Relação entre a Contabilidade Aplicada ao Setor Público e a accountability

Relação entre a Contabilidade Aplicada ao Setor Público e a accountability

Inaldo da Paixão Santos Araújo é estre em Contabilidade, Conselheiro do Tribunal de Contas do Estado da Bahia, Professor e Escritor. inaldo_paixao@hotmail.com

A Declaração dos Direitos do Homem e do Cidadão, em seu art. 15, garante a toda sociedade “o direito de pedir contas a todo agente público pela sua administração.”

Em sintonia com esse direito, a Carta Magna de 1988 estabelece, entre as atribuições do chefe do Poder Executivo (art. 84, XXIV), a obrigatoriedade da prestação de contas, que será apreciada pelo Tribunal de Contas e julgada pelo Congresso Nacional (CF, arts. 49, IX, e 71, I).

A Constituição Federal também determina que “prestará contas qualquer pessoa física ou jurídica, pública ou privada, que utilize, arrecade, guarde, gerencie ou administre dinheiros, bens e valores públicos ou pelos quais a União responda, ou que, em nome desta, assuma obrigações de natureza pecuniária” (art. 70).

Essas obrigações constitucionais de se prestarem contas representam a essência da accountability. Apesar de não possuir tradução literal para o português, accountability corresponde ao dever de todo gestor de responder por um compromisso assumido. Isso quer dizer que ela representa a obrigação ética e legal que tem todo administrador público de prestar as contas dos dinheiros da coletividade, de forma transparente e tempestiva.

Quem bem retratou essa prática foi o estadista libertador Simón Bolívar, ao afirmar que: “A Fazenda Nacional não é de quem vos governa. Todos aqueles a que haveis tornado depositários de vossos interesses têm a obrigação de demonstrar-vos o uso que deles tenham feito”.

A prestação de contas, no setor público brasileiro, pode ser conceituada como o conjunto de demonstrativos contábeis, de informações financeiras e de desempenho, que vão espelhar, em determinado período, o resultado de uma gestão.

Além dos relatórios obrigatórios, não existe no Brasil um modelo padronizado que defina os componentes de uma prestação de contas no setor público. Contudo a prestação de contas deve ser elaborada de modo a demonstrar, da forma mais oportuna e transparente possível, os resultados da gestão da coisa pública.

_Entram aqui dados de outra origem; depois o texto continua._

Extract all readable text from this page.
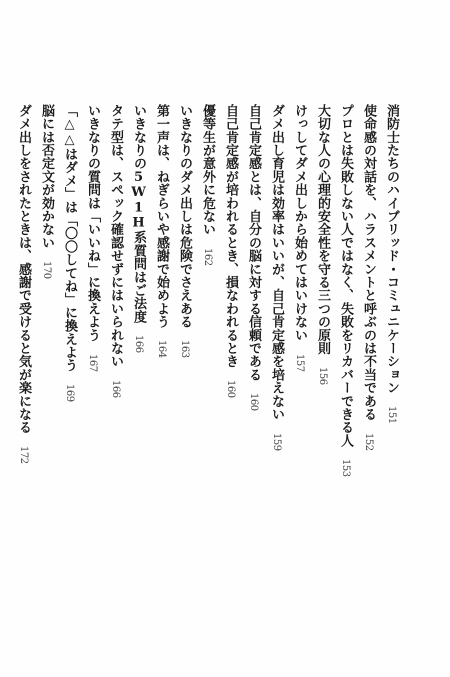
消防士たちのハイブリッド・コミュニケーション151
使命感の対話を、ハラスメントと呼ぶのは不当である152
プロとは失敗しない人ではなく、失敗をリカバーできる人153
大切な人の心理的安全性を守る三つの原則156
けっしてダメ出しから始めてはいけない157
ダメ出し育児は効率はいいが、自己肯定感を培えない159
自己肯定感とは、自分の脳に対する信頼である160
自己肯定感が培われるとき、損なわれるとき160
優等生が意外に危ない162
いきなりのダメ出しは危険でさえある163
第一声は、ねぎらいや感謝で始めよう164
いきなりの5W1H系質問はご法度166
タテ型は、スペック確認せずにはいられない166
いきなりの質問は「いいね」に換えよう167
「△△はダメ」は「〇〇してね」に換えよう169
脳には否定文が効かない170
ダメ出しをされたときは、感謝で受けると気が楽になる172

O Código de Boas Práticas para a Transparência Fiscal do Fundo Monetário Internacional (FMI) define, entre os princípios

para que os governos alcancem a transparência, que a “divulgação de informações ao público sobre as atividades do governo (prestação de contas e outras informações) devem ser apresentadas de forma clara e tempestiva”.

A Contabilidade Aplicada ao Setor Público contribui para a prática da transparência, pois suas demonstrações são as principais peças constitutivas das prestações de contas, objetivando facilitar suas análises para que se tenha efetivamente a accountability.

Compondo o conjunto das demonstrações contábeis no setor público brasileiro, a Lei n.º 4.320/64 determina que, no final de cada exercício, os resultados sejam demonstrados em quatro balanços e outros informes financeiros obrigatórios. Com a LRF, novos demonstrativos passaram a ser também exigidos.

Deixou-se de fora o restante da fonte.